Nenhum dos medicamentos que compõem o “coquetel” tem comprovação científica de eficácia ou chancela da Organização Mundial da Saúde (OMS). “Carro-chefe” do kit, a hidroxicloroquina se mostrou ineficaz em todas as fases da doença, de acordo com estudos com o mais alto nível de evidências clínicas. Além de sintomas como dor abdominal, diarreia e vômitos, a utilização do medicamento também tem confusão mental e arritmia como possíveis efeitos colaterais. Em informe de 17 de julho, a Sociedade Brasileira de Infectologia (SBI) afirmou ser urgente e necessário que sua utilização “seja abandonada no tratamento de qualquer fase da Covid-19”.
Beth nunca teve Covid-19, mas pelo menos 2.045 pessoas já tiveram a doença no município de 53 mil habitantes, segundo o boletim divulgado pela prefeitura em 8 de outubro. O número apresentado pela administração local é bem diferente do que consta na plataforma do Ministério da Saúde, que fala em 1.185 casos. Quando se considera apenas as 52 cidades com população entre 40 e 60 mil habitantes em São Paulo — são 645, ao todo —, Porto Feliz é a 15ª com maior incidência de Covid, segundo os dados divulgados pelo governo federal. Com 13 óbitos, é a 45ª com mais mortes por 100 mil habitantes nesta faixa populacional em SP.

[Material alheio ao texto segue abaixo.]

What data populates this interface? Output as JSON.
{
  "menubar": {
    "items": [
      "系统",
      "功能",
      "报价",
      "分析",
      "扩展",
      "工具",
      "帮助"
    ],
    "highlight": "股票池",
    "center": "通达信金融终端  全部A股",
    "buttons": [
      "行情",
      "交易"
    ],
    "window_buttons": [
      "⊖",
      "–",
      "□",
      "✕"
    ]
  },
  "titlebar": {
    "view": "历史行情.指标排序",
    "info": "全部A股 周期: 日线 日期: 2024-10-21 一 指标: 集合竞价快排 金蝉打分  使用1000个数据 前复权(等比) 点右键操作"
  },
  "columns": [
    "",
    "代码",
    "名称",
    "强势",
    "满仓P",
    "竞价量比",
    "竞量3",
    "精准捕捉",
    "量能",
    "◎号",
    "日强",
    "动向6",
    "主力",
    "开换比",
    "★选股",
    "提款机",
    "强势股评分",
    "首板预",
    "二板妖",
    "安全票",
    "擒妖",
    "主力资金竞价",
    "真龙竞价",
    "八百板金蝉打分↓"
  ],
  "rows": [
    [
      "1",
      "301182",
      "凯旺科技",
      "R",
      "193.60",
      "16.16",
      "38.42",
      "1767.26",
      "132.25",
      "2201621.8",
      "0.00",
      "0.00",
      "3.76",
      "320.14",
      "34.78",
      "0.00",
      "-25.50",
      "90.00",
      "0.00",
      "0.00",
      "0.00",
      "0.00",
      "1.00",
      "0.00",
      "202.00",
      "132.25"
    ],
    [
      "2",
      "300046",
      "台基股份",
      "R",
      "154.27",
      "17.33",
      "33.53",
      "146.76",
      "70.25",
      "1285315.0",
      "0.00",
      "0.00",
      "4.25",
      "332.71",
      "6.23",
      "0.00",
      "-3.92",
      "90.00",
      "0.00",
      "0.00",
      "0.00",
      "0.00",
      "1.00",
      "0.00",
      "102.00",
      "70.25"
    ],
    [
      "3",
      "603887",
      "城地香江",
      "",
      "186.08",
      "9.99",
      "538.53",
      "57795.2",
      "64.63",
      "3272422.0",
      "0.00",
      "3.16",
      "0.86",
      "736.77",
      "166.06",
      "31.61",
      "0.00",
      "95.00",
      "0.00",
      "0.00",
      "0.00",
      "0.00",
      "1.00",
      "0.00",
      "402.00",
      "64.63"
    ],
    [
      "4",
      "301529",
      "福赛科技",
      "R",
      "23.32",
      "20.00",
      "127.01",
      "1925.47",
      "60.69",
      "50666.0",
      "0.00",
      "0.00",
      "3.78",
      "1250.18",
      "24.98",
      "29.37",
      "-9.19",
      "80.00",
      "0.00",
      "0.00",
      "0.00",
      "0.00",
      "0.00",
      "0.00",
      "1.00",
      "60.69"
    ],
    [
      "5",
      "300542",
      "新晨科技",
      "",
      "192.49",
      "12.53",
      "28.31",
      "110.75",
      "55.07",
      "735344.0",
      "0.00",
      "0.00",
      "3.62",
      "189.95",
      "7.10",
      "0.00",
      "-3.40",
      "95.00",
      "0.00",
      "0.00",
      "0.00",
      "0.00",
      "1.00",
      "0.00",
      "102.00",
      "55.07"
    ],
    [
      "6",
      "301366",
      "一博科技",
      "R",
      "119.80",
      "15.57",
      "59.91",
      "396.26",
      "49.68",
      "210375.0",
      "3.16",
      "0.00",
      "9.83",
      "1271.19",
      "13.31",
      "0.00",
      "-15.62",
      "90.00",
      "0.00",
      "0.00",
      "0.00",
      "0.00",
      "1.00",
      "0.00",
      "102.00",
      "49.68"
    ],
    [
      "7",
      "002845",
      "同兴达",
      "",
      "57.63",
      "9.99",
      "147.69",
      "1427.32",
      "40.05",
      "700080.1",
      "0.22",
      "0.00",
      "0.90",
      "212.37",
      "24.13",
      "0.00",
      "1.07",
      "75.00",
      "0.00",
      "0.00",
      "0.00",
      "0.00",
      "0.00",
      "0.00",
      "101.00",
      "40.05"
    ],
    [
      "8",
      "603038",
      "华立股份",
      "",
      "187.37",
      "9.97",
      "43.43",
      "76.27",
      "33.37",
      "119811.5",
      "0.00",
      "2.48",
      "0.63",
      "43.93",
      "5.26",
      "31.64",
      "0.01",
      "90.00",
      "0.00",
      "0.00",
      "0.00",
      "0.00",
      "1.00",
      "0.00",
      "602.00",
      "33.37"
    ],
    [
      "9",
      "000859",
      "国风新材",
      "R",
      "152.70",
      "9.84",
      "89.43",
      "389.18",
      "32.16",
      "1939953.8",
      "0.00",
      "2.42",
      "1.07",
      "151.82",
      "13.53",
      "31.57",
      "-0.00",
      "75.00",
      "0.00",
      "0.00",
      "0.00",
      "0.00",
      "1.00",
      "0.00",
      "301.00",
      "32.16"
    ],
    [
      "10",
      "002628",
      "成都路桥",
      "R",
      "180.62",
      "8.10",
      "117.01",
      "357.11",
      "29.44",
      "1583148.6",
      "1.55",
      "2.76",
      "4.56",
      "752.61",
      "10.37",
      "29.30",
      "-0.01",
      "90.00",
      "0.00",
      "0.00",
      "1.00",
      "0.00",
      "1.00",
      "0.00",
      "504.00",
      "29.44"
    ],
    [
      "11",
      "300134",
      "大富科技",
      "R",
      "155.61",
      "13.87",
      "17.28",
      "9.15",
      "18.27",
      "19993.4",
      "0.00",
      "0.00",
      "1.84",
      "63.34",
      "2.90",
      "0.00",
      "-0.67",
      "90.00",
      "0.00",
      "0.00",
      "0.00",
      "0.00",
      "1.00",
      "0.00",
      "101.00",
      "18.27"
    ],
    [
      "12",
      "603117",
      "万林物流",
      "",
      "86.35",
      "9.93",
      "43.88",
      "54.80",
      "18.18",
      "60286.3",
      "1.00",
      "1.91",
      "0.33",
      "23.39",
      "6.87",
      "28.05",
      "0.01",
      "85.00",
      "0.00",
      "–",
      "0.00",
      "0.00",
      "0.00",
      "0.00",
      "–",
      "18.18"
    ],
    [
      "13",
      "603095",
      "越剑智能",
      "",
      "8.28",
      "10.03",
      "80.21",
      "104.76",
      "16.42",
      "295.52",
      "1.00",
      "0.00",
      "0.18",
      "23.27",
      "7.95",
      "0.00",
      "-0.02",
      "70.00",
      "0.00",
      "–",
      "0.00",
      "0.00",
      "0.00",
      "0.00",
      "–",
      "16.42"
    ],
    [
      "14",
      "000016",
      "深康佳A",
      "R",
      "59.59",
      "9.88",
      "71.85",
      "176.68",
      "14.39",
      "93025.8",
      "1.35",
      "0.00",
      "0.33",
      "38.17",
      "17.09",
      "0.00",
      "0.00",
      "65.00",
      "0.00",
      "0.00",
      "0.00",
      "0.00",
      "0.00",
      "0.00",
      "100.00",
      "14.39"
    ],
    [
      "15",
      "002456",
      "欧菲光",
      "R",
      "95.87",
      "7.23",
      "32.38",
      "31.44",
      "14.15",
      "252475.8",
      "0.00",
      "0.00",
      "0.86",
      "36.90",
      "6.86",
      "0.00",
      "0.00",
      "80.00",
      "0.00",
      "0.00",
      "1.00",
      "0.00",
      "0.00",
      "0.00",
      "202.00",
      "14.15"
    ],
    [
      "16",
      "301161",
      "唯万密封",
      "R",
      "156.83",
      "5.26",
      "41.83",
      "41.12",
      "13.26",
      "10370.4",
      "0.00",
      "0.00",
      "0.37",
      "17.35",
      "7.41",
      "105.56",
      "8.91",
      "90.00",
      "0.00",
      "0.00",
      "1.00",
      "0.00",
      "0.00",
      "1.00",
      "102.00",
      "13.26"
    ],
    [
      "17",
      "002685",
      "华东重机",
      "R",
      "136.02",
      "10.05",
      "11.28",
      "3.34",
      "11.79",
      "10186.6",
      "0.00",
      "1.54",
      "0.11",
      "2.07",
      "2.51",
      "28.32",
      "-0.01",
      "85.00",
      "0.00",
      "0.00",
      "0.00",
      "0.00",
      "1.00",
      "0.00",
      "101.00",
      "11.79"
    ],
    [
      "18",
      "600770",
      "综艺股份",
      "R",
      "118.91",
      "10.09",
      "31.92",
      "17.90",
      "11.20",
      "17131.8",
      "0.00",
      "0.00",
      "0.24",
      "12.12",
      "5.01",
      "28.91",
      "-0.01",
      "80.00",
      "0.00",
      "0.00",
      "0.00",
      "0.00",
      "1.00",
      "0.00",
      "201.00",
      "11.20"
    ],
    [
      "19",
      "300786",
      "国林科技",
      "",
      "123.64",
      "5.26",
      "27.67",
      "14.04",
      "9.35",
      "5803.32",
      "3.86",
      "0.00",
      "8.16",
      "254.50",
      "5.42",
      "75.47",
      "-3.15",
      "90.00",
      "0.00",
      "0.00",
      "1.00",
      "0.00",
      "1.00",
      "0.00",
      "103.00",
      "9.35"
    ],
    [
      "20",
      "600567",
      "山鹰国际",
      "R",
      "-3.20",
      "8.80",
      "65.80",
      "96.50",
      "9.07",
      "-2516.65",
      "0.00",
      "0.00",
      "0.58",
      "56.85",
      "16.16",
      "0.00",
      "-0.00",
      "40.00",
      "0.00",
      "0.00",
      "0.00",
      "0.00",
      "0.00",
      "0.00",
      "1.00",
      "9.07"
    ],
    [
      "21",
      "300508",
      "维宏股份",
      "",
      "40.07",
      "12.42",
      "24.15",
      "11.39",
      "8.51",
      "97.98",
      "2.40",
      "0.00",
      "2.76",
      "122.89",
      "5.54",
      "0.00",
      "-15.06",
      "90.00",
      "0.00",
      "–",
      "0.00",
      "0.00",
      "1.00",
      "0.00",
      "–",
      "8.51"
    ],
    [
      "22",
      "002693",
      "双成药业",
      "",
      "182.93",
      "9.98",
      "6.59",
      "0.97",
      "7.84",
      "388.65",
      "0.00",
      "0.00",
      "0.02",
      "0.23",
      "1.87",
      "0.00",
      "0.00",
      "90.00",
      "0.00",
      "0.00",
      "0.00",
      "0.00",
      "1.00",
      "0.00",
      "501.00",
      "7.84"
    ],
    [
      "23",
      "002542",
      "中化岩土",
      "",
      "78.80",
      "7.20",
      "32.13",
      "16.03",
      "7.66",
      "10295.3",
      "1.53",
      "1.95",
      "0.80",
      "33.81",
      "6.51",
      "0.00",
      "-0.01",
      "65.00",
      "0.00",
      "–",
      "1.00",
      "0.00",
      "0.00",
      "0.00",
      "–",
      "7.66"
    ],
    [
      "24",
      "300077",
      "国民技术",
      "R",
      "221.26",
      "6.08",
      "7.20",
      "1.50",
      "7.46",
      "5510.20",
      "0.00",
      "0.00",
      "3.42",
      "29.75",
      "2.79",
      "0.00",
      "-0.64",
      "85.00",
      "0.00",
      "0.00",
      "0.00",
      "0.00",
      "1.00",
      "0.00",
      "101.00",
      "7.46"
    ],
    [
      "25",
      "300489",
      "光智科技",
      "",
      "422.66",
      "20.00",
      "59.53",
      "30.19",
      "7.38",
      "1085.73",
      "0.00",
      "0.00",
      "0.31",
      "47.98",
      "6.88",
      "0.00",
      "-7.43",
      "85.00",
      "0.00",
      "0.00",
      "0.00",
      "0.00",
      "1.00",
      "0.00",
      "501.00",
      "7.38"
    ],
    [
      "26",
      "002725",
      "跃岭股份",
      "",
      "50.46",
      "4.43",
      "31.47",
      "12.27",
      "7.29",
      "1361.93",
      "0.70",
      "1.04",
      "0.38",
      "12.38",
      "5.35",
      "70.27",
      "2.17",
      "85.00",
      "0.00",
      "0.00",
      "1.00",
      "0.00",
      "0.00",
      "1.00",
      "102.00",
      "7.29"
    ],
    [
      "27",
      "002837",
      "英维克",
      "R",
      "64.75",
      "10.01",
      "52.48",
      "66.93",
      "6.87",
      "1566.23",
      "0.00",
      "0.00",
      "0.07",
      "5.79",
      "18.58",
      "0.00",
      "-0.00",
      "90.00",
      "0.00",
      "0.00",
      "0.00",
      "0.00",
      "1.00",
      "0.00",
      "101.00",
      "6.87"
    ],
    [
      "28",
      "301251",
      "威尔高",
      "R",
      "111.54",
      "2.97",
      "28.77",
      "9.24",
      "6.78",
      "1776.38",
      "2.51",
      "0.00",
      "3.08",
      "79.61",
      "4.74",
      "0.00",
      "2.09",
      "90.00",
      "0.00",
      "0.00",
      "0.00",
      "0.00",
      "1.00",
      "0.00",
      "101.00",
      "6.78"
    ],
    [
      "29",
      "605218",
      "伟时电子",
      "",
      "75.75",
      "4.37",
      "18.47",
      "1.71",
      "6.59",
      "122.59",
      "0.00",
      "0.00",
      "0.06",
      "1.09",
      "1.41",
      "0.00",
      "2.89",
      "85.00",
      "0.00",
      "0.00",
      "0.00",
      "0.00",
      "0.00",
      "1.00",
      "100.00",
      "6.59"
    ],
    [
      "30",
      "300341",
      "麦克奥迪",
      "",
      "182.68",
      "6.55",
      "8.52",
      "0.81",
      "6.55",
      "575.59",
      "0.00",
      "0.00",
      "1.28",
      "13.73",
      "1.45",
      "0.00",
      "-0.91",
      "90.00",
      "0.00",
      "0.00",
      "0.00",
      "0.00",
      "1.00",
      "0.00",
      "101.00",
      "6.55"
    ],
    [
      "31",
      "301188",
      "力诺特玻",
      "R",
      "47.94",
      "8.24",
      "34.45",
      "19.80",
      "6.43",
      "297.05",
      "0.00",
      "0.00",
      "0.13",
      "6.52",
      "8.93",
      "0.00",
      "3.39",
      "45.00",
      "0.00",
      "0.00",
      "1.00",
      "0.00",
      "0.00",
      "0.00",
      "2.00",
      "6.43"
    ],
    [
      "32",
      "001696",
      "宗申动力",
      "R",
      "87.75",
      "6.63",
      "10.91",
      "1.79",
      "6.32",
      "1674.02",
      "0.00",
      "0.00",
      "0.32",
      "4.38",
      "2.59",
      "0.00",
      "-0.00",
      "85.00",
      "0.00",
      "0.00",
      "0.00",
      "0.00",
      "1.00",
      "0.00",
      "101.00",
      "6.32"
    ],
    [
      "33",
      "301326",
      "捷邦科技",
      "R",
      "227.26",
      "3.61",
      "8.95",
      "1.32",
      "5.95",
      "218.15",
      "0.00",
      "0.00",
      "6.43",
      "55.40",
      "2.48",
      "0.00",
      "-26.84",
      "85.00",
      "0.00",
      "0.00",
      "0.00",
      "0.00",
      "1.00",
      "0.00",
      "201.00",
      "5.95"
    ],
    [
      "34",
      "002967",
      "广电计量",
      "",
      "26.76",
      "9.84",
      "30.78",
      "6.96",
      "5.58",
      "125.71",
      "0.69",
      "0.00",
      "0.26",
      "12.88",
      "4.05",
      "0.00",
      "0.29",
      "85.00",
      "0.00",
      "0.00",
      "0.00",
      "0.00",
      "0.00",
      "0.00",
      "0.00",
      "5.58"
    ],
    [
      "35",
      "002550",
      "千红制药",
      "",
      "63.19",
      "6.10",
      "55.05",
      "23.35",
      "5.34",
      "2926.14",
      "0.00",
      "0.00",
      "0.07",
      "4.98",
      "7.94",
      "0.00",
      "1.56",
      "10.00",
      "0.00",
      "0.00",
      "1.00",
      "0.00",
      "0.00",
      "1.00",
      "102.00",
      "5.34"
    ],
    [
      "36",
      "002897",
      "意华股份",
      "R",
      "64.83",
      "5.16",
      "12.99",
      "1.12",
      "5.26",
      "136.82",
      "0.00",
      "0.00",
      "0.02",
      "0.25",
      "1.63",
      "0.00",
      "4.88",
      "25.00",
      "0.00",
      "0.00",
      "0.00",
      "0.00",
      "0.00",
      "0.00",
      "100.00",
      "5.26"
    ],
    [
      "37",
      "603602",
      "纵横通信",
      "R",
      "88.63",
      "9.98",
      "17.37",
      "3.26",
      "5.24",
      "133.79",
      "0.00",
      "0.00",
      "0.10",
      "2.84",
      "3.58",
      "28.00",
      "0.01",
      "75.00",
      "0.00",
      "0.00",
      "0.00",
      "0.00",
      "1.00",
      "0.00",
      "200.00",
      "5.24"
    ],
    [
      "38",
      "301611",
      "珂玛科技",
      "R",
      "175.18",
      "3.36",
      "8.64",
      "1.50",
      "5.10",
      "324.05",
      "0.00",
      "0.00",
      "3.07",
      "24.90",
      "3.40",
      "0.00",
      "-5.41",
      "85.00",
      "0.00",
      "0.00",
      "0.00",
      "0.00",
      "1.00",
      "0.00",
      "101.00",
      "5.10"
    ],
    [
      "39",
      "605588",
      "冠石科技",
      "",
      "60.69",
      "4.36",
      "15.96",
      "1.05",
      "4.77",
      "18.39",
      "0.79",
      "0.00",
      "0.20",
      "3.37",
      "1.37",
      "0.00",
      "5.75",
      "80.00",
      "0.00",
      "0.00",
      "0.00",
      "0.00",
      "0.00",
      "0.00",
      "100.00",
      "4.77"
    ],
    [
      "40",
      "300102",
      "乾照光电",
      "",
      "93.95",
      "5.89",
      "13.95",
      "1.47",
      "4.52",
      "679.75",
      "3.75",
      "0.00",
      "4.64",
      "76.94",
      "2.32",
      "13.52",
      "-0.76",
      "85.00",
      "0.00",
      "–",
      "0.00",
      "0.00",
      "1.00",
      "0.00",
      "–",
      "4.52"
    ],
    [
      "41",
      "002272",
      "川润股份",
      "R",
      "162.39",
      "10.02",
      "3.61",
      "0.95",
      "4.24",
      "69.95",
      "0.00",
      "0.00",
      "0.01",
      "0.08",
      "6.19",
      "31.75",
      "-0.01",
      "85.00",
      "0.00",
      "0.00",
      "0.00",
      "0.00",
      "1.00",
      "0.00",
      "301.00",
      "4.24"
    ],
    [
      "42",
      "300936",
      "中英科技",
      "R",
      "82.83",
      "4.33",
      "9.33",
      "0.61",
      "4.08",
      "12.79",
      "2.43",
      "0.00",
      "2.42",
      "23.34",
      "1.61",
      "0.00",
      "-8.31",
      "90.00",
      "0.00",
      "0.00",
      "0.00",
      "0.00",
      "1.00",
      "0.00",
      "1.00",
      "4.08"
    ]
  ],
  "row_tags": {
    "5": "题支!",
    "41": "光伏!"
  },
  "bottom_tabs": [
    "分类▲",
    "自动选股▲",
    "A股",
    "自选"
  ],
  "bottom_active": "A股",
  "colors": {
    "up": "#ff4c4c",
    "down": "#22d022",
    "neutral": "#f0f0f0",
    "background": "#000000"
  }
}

A cidade ficou famosa no Brasil inteiro graças ao empenho de seu prefeito, Doutor Cássio Prado (PTB), que é médico cirurgião e intensivista e abraçou a hidroxicloroquina, azitromicina, ivermectina e outros medicamentos. A aposta foi feita no final de março, quando o Ministério da Saúde só autorizava a cloroquina para casos graves da doença. A recomendação da pasta para casos leves de Covid-19 ocorreu só em 20 de maio.
Atuando como médico desde o final dos anos 1980, Cássio Prado iniciou na vida pública em 2001, quando foi secretário de saúde do município na gestão de Erval Steiner (PL). Em 2016, o médico se filiou ao PTB, sendo eleito prefeito em ampla chapa, composta por partidos como PSB, PCdoB e Rede, além de DEM e PR, entre outros. Com a eleição de Capitão Derrite (PP-SP), nascido na região, como deputado federal em 2018, o prefeito de Porto Feliz iniciou aproximação com o governo federal. Em 2020, ele tenta a reeleição, em chapa que inclui o PP de Derrite e o PSL, ex-partido de Jair Bolsonaro.
Graças à implementação pioneira do “protocolo de tratamento precoce”, o prefeito-médico deu entrevista para o canal da jornalista Leda Nagle, popular entre bolsonaristas, e viu a cidade ser tema de reportagens da TV Cultura e da Veja. Antes disso, Prado também falou com veículos de alcance local, como a TVI, de Itatiba (SP), e as afiliadas do SBT em Sorocaba e no Piauí. Nas entrevistas, o mandatário destacou o baixo custo do “kit”, que à época estava em R$ 40, e afirmou que o protocolo aplicado no município “evitava a replicação viral” e impedia a evolução da doença para formas mais graves.
O prefeito tornou-se um dos porta-vozes do movimento “Médicos Contra a Covid-19”, grupo que afirma reunir 10 mil médicos ao redor do país e tem como principal bandeira a utilização da hidroxicloroquina. Além disso, Prado também foi convidado a participar de reunião do Gabinete Integrado de Acompanhamento da Epidemia Covid-19 (Giac), órgão da Procuradoria-Geral da República.
A aposta no coquetel de medicamentos funcionou para alavancar a popularidade do político, que busca a reeleição. “É uma louvação mesmo. Se a gente entra com qualquer contestação nas redes sociais, há um linchamento. A população está refém de um ‘saber-poder’, porque de fato ele entende da área dele, a gente não está contestando isso. A gente está contestando um protocolo de enfrentamento do vírus que está sendo negado no mundo inteiro”, afirma Vera*, uma assistente social do município que também preferiu não se identificar.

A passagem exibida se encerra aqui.